Superficially, anyway, one can maybe understand the reaction, since an inter-faith meeting is one of the few times you do actually get to see a pope physically standing, or sitting, on the same level as everyone else, not just for brief meet-and-greets but the main event, too.
There Francis was on Thursday in Nur-Sultan, the Kazakh capital, sitting at a large conference table between Rabbi David Lau, the chief Ashkenazi rabbi of Israel, and President Kassym-Jomart Tokayev of Kazakhstan, a Muslim, with assorted muftis, sheikhs, sages and shamans also arrayed around the table, along with a smattering of other Christian clergy, with no one obviously dominating the others.

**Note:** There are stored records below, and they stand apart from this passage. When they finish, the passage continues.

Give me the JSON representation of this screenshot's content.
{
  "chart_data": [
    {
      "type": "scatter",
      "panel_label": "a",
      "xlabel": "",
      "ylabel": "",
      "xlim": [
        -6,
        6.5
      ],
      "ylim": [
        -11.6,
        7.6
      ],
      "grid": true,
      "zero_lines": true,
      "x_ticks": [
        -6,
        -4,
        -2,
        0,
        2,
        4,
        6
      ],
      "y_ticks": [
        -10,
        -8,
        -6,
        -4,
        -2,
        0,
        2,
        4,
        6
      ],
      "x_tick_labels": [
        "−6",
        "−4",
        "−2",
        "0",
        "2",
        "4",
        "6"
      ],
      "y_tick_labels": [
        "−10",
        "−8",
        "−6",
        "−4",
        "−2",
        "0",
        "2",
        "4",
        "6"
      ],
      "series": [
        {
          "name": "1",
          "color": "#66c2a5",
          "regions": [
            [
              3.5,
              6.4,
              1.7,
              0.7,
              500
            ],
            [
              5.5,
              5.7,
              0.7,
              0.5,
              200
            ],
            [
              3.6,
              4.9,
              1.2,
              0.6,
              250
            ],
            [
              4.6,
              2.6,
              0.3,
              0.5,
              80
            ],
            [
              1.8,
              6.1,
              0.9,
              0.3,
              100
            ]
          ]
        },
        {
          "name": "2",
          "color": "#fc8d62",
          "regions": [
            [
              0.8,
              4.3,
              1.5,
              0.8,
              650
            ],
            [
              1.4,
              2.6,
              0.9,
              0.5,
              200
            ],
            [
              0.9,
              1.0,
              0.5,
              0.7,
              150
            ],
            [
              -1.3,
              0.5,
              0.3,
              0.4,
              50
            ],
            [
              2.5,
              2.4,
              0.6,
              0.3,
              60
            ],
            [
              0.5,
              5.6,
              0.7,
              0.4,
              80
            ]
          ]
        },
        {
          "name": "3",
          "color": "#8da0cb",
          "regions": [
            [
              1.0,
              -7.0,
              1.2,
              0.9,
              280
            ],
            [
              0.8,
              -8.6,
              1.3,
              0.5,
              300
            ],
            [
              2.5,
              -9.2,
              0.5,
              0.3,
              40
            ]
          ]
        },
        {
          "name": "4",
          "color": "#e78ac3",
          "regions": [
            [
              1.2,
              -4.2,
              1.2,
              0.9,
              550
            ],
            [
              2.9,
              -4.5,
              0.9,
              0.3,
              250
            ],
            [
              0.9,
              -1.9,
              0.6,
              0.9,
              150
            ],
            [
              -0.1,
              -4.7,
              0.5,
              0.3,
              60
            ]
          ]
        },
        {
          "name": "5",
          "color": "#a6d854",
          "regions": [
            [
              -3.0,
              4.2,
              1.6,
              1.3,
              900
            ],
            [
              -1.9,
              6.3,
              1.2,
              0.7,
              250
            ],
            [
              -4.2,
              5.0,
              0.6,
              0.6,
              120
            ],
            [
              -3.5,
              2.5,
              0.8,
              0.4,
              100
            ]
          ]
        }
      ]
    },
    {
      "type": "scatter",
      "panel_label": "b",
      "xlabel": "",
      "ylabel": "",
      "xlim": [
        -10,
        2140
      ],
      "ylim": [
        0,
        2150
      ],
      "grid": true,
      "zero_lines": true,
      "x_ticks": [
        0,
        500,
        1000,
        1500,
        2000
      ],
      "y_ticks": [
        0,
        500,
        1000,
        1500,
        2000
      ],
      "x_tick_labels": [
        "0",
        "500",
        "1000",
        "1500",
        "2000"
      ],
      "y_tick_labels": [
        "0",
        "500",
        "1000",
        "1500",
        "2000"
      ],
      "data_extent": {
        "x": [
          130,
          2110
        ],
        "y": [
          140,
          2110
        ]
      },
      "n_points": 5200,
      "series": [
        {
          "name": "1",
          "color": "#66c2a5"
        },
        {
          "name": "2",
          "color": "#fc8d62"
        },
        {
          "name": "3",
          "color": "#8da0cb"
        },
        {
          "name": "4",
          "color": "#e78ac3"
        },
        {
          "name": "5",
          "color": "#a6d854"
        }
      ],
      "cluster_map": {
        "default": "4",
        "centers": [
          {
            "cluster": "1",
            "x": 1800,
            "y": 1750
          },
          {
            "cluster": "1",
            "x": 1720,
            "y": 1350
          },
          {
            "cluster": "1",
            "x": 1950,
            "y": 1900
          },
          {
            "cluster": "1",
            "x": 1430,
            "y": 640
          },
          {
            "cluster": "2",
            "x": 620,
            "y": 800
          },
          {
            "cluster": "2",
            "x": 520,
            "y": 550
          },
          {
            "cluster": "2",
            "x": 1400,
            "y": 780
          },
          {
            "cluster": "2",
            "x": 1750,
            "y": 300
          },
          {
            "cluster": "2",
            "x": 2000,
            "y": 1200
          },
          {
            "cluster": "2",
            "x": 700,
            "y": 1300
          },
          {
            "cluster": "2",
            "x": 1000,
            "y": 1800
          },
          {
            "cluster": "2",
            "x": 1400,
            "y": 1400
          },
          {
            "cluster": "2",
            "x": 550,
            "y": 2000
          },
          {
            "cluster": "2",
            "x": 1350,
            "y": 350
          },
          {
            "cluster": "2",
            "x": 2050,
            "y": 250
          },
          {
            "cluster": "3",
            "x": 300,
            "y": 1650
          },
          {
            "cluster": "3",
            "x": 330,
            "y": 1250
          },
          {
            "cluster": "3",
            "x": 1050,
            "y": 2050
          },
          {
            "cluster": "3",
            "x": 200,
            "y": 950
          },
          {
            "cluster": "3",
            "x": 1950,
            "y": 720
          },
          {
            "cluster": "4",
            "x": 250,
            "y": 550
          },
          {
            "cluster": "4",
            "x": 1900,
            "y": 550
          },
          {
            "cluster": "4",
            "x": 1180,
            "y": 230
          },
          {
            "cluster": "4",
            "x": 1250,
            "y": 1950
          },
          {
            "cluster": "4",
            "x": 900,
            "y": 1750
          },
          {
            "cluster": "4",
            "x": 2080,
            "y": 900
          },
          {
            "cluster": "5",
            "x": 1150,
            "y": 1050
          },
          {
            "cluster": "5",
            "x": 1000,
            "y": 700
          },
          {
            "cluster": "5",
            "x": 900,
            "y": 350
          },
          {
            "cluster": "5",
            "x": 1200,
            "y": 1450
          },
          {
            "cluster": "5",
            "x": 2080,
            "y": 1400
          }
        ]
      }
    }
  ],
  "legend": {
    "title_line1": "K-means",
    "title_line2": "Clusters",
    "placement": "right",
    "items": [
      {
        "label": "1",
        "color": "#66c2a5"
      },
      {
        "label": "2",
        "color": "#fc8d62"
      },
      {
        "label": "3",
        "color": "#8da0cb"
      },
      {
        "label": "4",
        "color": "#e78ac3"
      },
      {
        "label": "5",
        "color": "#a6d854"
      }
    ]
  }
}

Most of the time when the pope appears in public he’s on a stage or elevated platform, for the very good reason that people want to see him. Even during a session of the Synod of Bishops, where you might think the spirit of collegiality would dictate seating arrangements, the pope always sits on an elevated dais at the front of the room – because, let’s face it, the bishops want to see him too.
So, in that limited sense, yes, an inter-faith summit does put a pope on the same level with other religions. Of course, that’s by design, as a visual demonstration of solidarity among the gathered leaders – even if it’s a little bit artificial, since a pope is easily the most recognized religious figure on the planet, and simply isn’t on the same level with everyone else in terms of star power no matter where he sits or stands.
Anyway, there’s a serious leap involved in arguing that physically being on the same level necessarily implies theological equivalence. After all, John Paul II sat on the same level with Mehmet Ali Ağca when he visited him in prison after the 1981 assassination attempt, but I don’t think anyone felt John Paul was implying that Ali Ağca’s belief system – whatever it might have been at the time, because it seems to change like the weather – was just as good as the Nicene Creed.
The sensitivity to such matters is, however, a good reminder that popes speak all the time, but only part of the time do they actually use words. Thursday was proof that sometimes, the most important statement they’ll make all day is simply taking a place at the table.